Why Cloud Governance should be Considered Early and Often

By Adam Starling

The question of when to really start considering cloud governance has come up many times in my engagements with companies, and my answer is always “early and often.”  Those of you reading have most likely pitched the move to cloud to your company or are the recipient of such a pitch, and in either case at least some of the rationale has been to save money in the form of resources or time.  The data is there to back it up, but it doesn’t come without the need to closely monitor such an approach in order to maximize the monetary potential therein.

As any former or current software engineer can attest, making critical architectural decisions well past the design phase in a development cycle can result in a hefty toll in effort (and as a result cost). By the same token, making crucial decisions about naming conventions and tagging or labeling rules to ensure traceability as well as provisioning approaches too far into the cloud journey can result in similar setbacks.  This means that many of the savings you sought in the cloud are never realized.

Recently, I worked with a company that had committed to incorporating public cloud but hadn’t considered the ramifications of a lack of governance.  The result was a plethora of separate pay-as-you-go accounts commissioning VMs, making it difficult to trace the usage and spend back to the proper divisions and departments within the company.  Simply having the company card to expense the account was all that was needed.  Additionally, there was a distinct lack of foresight when it came to taking advantage of cost savings opportunities such as Microsoft Enterprise Agreements or Amazon Reserved Instances.  Upon learning the error of their ways, they dedicated personnel to the monumental task of bringing all of these disparate accounts under one umbrella. And while they are making strides, all of the historical data that could have been very useful for forecasting future usage and spend will require a very laborious exercise to assimilate.

When considering your approach to private, public, or hybrid cloud, you need to ensure that your cloud usage can be thoroughly analyzed at a regular cadence, not only for the purposes of tying it back to business units within the company, but also for planning and budgeting.  This is especially true of private clouds where companies host their own data centers.

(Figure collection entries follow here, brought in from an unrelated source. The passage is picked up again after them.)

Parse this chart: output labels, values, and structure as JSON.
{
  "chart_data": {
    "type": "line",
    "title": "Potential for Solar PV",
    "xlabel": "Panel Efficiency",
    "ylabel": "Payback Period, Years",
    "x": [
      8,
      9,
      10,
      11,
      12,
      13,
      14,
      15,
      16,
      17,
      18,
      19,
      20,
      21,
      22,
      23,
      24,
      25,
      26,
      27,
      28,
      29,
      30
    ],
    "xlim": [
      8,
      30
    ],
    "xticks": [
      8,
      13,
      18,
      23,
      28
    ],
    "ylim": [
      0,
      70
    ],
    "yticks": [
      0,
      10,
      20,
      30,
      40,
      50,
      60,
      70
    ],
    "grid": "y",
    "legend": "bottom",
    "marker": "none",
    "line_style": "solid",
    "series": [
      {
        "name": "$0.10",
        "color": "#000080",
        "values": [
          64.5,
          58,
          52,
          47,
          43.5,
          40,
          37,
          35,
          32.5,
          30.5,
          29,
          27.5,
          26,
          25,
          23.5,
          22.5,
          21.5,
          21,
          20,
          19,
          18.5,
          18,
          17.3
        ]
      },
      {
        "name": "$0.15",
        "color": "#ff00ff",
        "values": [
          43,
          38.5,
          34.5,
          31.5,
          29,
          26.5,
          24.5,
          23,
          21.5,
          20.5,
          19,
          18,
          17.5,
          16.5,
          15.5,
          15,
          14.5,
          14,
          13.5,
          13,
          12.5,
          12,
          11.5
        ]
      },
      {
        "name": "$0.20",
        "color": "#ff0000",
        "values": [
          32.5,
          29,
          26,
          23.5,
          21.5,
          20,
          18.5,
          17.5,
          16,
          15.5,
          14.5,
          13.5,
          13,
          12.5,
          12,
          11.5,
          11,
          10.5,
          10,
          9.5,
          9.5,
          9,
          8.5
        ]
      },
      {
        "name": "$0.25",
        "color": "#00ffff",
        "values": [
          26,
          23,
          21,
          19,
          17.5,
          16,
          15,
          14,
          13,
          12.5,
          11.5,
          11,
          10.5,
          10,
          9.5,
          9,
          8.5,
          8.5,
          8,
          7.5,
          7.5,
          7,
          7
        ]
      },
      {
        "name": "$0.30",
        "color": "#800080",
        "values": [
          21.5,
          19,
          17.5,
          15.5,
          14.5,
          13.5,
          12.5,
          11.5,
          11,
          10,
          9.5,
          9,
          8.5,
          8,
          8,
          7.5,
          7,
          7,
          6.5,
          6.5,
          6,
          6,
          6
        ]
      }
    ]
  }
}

A few years back, I was engaged with a software company that was assessing their need to purchase more hardware to support their private cloud.  Various development teams were clamoring for additional resources as their provisioning needs outweighed the capacity available to them, but the individual I was working with wasn’t so sure about that.  After ingesting their cloud usage, which included data such as who provisioned what and to which team he or she belonged to at the time, we were able to identify a disproportionate number of underutilized (and basically abandoned) VMs and the individuals and groups responsible for them.  In the end, it was the loudest amongst those requesting the additional hardware that were the worst offenders when not properly decommissioning unnecessary VMs. In one specific case, there were two QA accounts auto-provisioning hundreds of VMs for testing purposes over a period of months to only use for a matter of days before unceremoniously abandoning them.

All this said, constant vigilance need not come at the cost of a manual, cumbersome process.  The nature of what needs to be done is very conducive to automation, and companies shouldn’t dedicate their tech-savvy employees to the menial task of munging spreadsheets.  It all starts with a well-conceived plan for how to tie cloud usage and spend back to the business and deliver it in a timely, relevant way.  That’s manna to business leaders seeking competitive advantages and economic value in today’s world of cloud.